Gajos, Pszoniak i wielu innych celebrytów postanowiło sparodiować przed kamerą zachowania „świrów” – tak przynajmniej sugeruje tytuł akcji, bo na dostępnych nagraniach zachowują się po prostu, jak ich koleżanka Klaudia Jachira. (nczas.com)
Znaczy się normalnie. Tak jak na świrki przystało. Małe świrki zaapelowały do dużych świrów. Teoretycznie, dla większości widzów oglądających świrów, wykrzywianie mordy i udawanie idioty przez sławy polskich desek i rolek filmowych jest jak obgryzanie kości przez kundla. Łatwe i przyjemne. Praktycznie i logicznie biorąc, jest to jednak wybitne dzieło i zarazem wyzwanie mobilizujące wielkie świry do działania. Pomysł na świra został zaczerpnięty z kawału
,,Fabulant" z małego psa zrobił małe świry, a z dużego psa duże świry i kamerka poszła w ruch. Pomysł i cel przekazu prosty więc Patryka Vegi nie fatygowano, ale coś się obsadzie popierniczyło. Może psychologia poznawcza, nazywana niekiedy kognitywną nie była u fabulanta na odpowiednim poziomie lub wiek obsady miał wpływ na świrowanie, powiedzieć w stanie nie jestem, ale coś zawiodło.

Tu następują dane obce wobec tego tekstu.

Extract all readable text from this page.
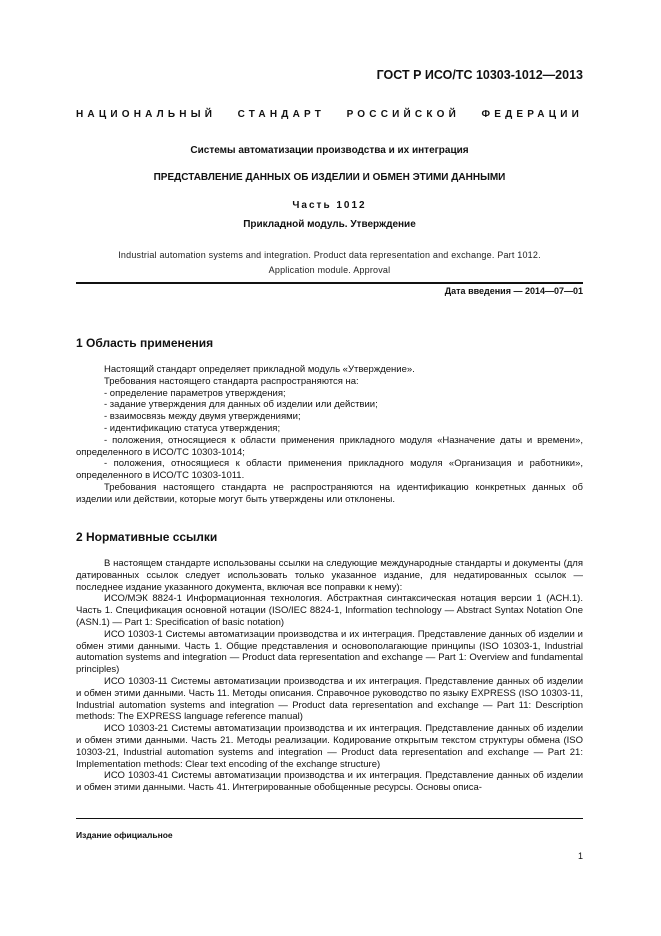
ГОСТ Р ИСО/ТС 10303-1012—2013
НАЦИОНАЛЬНЫЙ СТАНДАРТ РОССИЙСКОЙ ФЕДЕРАЦИИ
Системы автоматизации производства и их интеграция
ПРЕДСТАВЛЕНИЕ ДАННЫХ ОБ ИЗДЕЛИИ И ОБМЕН ЭТИМИ ДАННЫМИ
Часть 1012
Прикладной модуль. Утверждение
Industrial automation systems and integration. Product data representation and exchange. Part 1012.
Application module. Approval
Дата введения — 2014—07—01
1 Область применения

Настоящий стандарт определяет прикладной модуль «Утверждение».

Требования настоящего стандарта распространяются на:

- определение параметров утверждения;

- задание утверждения для данных об изделии или действии;

- взаимосвязь между двумя утверждениями;

- идентификацию статуса утверждения;

- положения, относящиеся к области применения прикладного модуля «Назначение даты и времени», определенного в ИСО/ТС 10303-1014;

- положения, относящиеся к области применения прикладного модуля «Организация и работники», определенного в ИСО/ТС 10303-1011.

Требования настоящего стандарта не распространяются на идентификацию конкретных данных об изделии или действии, которые могут быть утверждены или отклонены.

2 Нормативные ссылки

В настоящем стандарте использованы ссылки на следующие международные стандарты и документы (для датированных ссылок следует использовать только указанное издание, для недатированных ссылок — последнее издание указанного документа, включая все поправки к нему):

ИСО/МЭК 8824-1 Информационная технология. Абстрактная синтаксическая нотация версии 1 (АСН.1). Часть 1. Спецификация основной нотации (ISO/IEC 8824-1, Information technology — Abstract Syntax Notation One (ASN.1) — Part 1: Specification of basic notation)

ИСО 10303-1 Системы автоматизации производства и их интеграция. Представление данных об изделии и обмен этими данными. Часть 1. Общие представления и основополагающие принципы (ISO 10303-1, Industrial automation systems and integration — Product data representation and exchange — Part 1: Overview and fundamental principles)

ИСО 10303-11 Системы автоматизации производства и их интеграция. Представление данных об изделии и обмен этими данными. Часть 11. Методы описания. Справочное руководство по языку EXPRESS (ISO 10303-11, Industrial automation systems and integration — Product data representation and exchange — Part 11: Description methods: The EXPRESS language reference manual)

ИСО 10303-21 Системы автоматизации производства и их интеграция. Представление данных об изделии и обмен этими данными. Часть 21. Методы реализации. Кодирование открытым текстом структуры обмена (ISO 10303-21, Industrial automation systems and integration — Product data representation and exchange — Part 21: Implementation methods: Clear text encoding of the exchange structure)

ИСО 10303-41 Системы автоматизации производства и их интеграция. Представление данных об изделии и обмен этими данными. Часть 41. Интегрированные обобщенные ресурсы. Основы описа-

Издание официальное
1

Małe świry wyły, bo złodzieja zobaczyły, a stare świry udają, że śpią. Bo jakby nie spały, to całe to świrowisko wyłoby jednym głosem. Nie przylazło do łba małym świrom, że duże świry na współpracę ze złodziejem polazły i do wora z fantami łapki wkładają. Jeszcze popiskują i niby się droczą, ale coraz śmielej z oprawcą chichoczą. Z małych świrów.